When there are no slots closed, the probability that the coin will match up with the travelling LED light is simply 1/6. Once a slot is closed, the odds change.
With no slots initially closed, how many coins does it take on average to close all of the slots and hit the jackpot?
Let us first compute the expected number of coins needed to close one slot. (In this solution, I will use "expected," which here means the same as "average.") We know the probability of doing this is $\frac{1}{6}.$ Let us use a state argument, with $x_{1}$ being the expected number of coins to close one slot. If the first coin succeeds (with probability $\frac{1}{6}$), then this would take up $1$ coin. Otherwise, we expect to need another $x_{1}$ coins. So we write $$x_{1} = \frac{1}{6} + \frac{5}{6}\left(1 + x_{1}\right)$$ $$\frac{1}{6}x_{1} = 1$$ $$x_{1} = 6.$$ So we expect to need $6$ coins to get $1$ win.
Now we extend this argument to $x_{2}, x_{3},$ and so on. For $x_{n},$ $n - 1$ slots are already filled. The probability of success at stage $n$ is $\frac{7 - n}{6} \times \frac{1}{6} = \frac{7 - n}{36},$ because we first need to land on an unfilled slot, then we need it to be on the LED light. For example, for $n = 2,$ we have $2 - 1 = 1$ initial light and the probability of success is $\frac{5}{36}.$
Now we apply the state argument. Notice that a fail is a fail - it doesn't matter whether you landed on a closed slot or a non-lighted slot. So we have $$x_{n} = \frac{7 - n}{36} + \frac{29 + n}{36}\left(1 + x_{n}\right)$$ $$x_{n} = \frac{36}{7 - n}.$$ This should make some intuitive sense as well.

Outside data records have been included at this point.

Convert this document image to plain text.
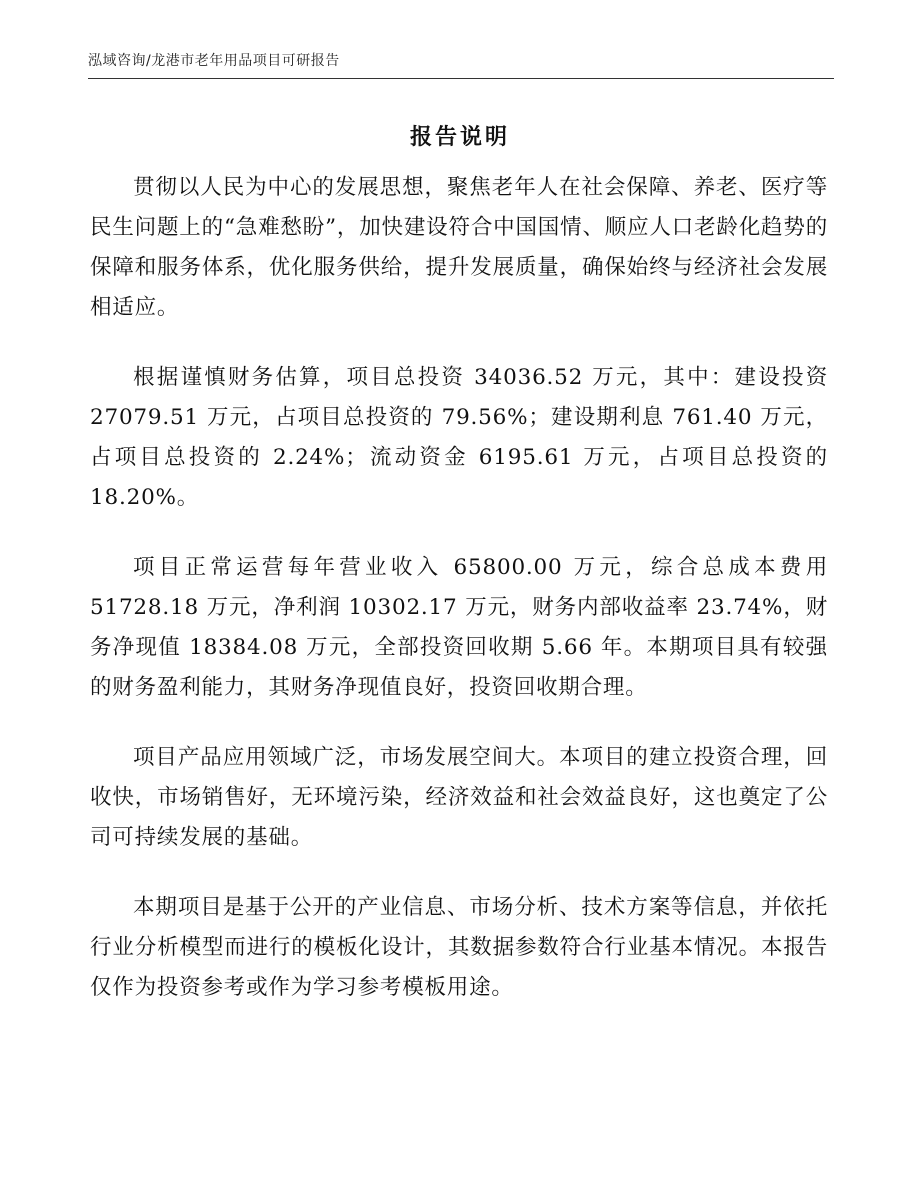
泓域咨询/龙港市老年用品项目可研报告
报告说明

贯彻以人民为中心的发展思想，聚焦老年人在社会保障、养老、医疗等民生问题上的“急难愁盼”，加快建设符合中国国情、顺应人口老龄化趋势的保障和服务体系，优化服务供给，提升发展质量，确保始终与经济社会发展相适应。

根据谨慎财务估算，项目总投资 34036.52 万元，其中：建设投资 27079.51 万元，占项目总投资的 79.56%；建设期利息 761.40 万元，占项目总投资的 2.24%；流动资金 6195.61 万元，占项目总投资的 18.20%。

项目正常运营每年营业收入 65800.00 万元，综合总成本费用 51728.18 万元，净利润 10302.17 万元，财务内部收益率 23.74%，财务净现值 18384.08 万元，全部投资回收期 5.66 年。本期项目具有较强的财务盈利能力，其财务净现值良好，投资回收期合理。

项目产品应用领域广泛，市场发展空间大。本项目的建立投资合理，回收快，市场销售好，无环境污染，经济效益和社会效益良好，这也奠定了公司可持续发展的基础。

本期项目是基于公开的产业信息、市场分析、技术方案等信息，并依托行业分析模型而进行的模板化设计，其数据参数符合行业基本情况。本报告仅作为投资参考或作为学习参考模板用途。
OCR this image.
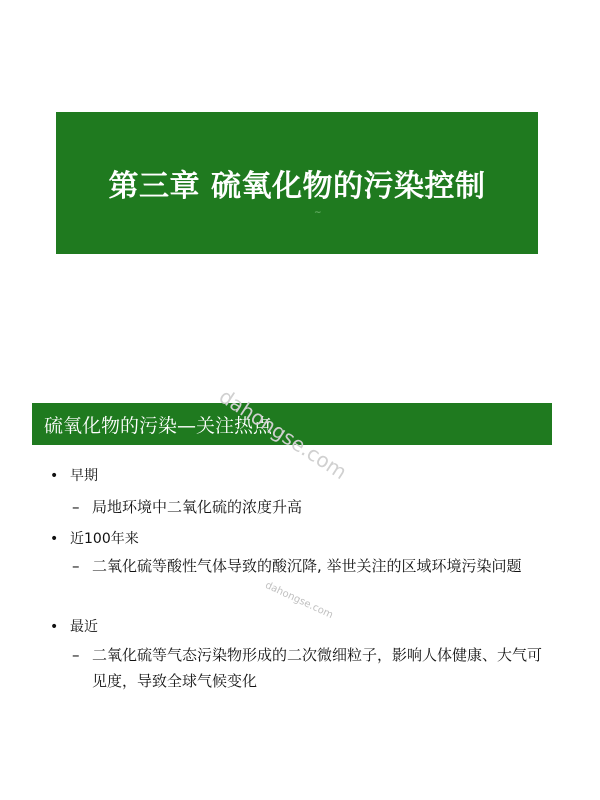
第三章 硫氧化物的污染控制
~
硫氧化物的污染—关注热点
• 早期
– 局地环境中二氧化硫的浓度升高
• 近100年来
– 二氧化硫等酸性气体导致的酸沉降, 举世关注的区域环境污染问题
• 最近
– 二氧化硫等气态污染物形成的二次微细粒子，影响人体健康、大气可见度，导致全球气候变化
dahongse.com
dahongse.com
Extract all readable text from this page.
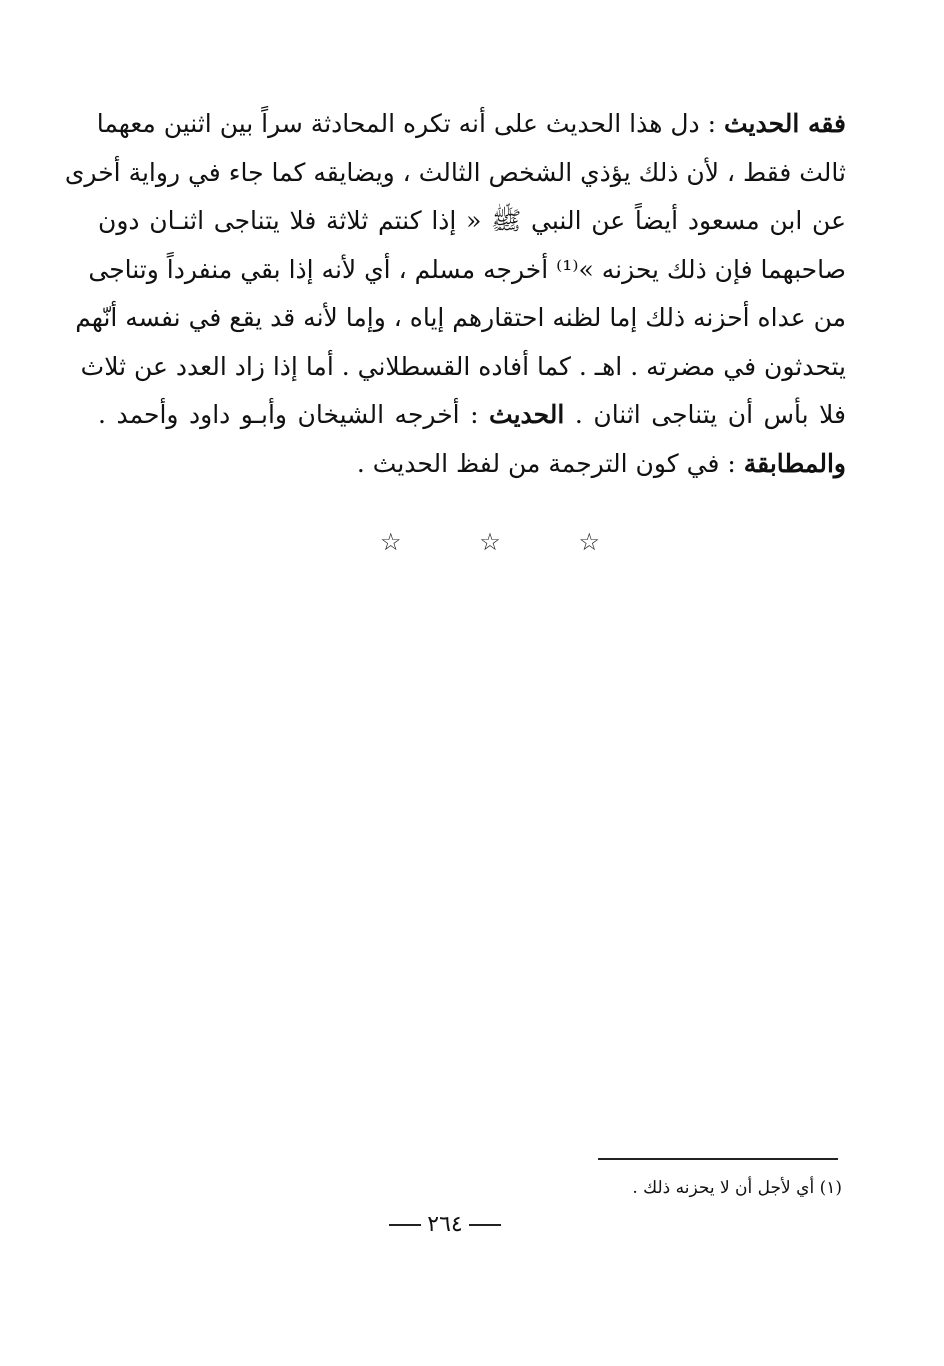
فقه الحديث : دل هذا الحديث على أنه تكره المحادثة سراً بين اثنين معهما
ثالث فقط ، لأن ذلك يؤذي الشخص الثالث ، ويضايقه كما جاء في رواية أخرى
عن ابن مسعود أيضاً عن النبي ﷺ « إذا كنتم ثلاثة فلا يتناجى اثنـان دون
صاحبهما فإن ذلك يحزنه »⁽¹⁾ أخرجه مسلم ، أي لأنه إذا بقي منفرداً وتناجى
من عداه أحزنه ذلك إما لظنه احتقارهم إياه ، وإما لأنه قد يقع في نفسه أنّهم
يتحدثون في مضرته . اهـ . كما أفاده القسطلاني . أما إذا زاد العدد عن ثلاث
فلا بأس أن يتناجى اثنان . الحديث : أخرجه الشيخان وأبـو داود وأحمد .
والمطابقة : في كون الترجمة من لفظ الحديث .
☆
☆
☆
(١) أي لأجل أن لا يحزنه ذلك .
٢٦٤
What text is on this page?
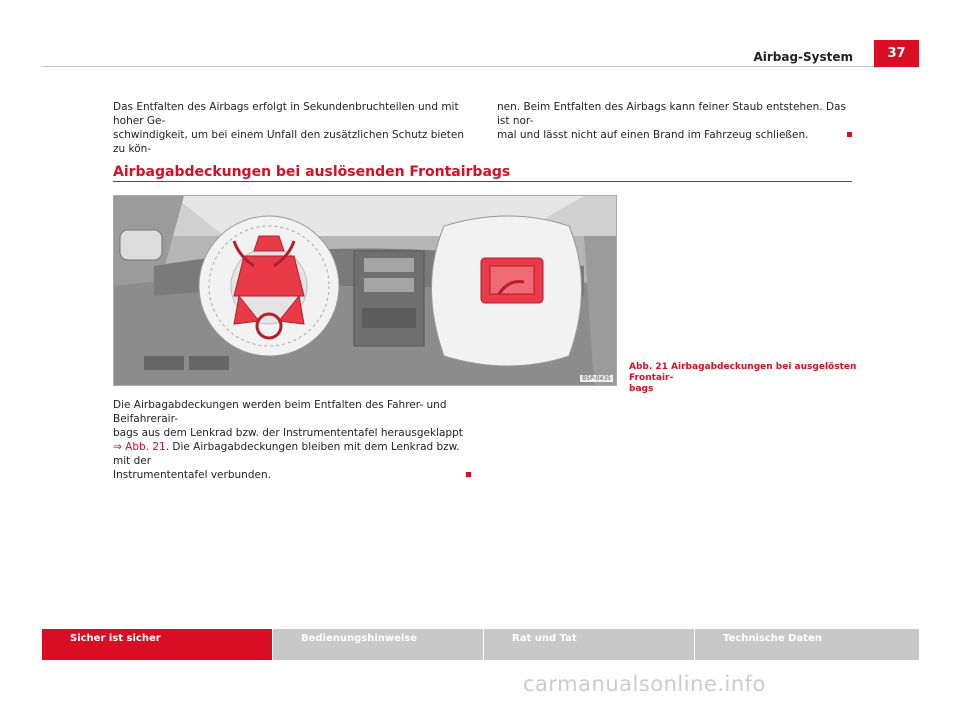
Airbag-System	37
Das Entfalten des Airbags erfolgt in Sekundenbruchteilen und mit hoher Ge-
schwindigkeit, um bei einem Unfall den zusätzlichen Schutz bieten zu kön-
nen. Beim Entfalten des Airbags kann feiner Staub entstehen. Das ist nor-
mal und lässt nicht auf einen Brand im Fahrzeug schließen.
Airbagabdeckungen bei auslösenden Frontairbags
B5P-0435
Abb. 21 Airbagabdeckungen bei ausgelösten Frontair-
bags
Die Airbagabdeckungen werden beim Entfalten des Fahrer- und Beifahrerair-
bags aus dem Lenkrad bzw. der Instrumententafel herausgeklappt
⇒ Abb. 21. Die Airbagabdeckungen bleiben mit dem Lenkrad bzw. mit der
Instrumententafel verbunden.
Sicher ist sicher	Bedienungshinweise	Rat und Tat	Technische Daten
carmanualsonline.info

The expected number of coins to win the jackpot is equal to the sum of the individual expected amounts. So, we see that $$\sum_{n = 1}^{6} x_{n}$$ $$= \sum_{n = 1}^{6} \frac{36}{7 - n}$$ $$= 6 + \frac{36}{5} + 9 + 12 + 18 + 36$$ $$= \boxed{\frac{441}{5}}.$$
This is $88.2,$ or almost $90$ tokens. That's a lot of tokens, man!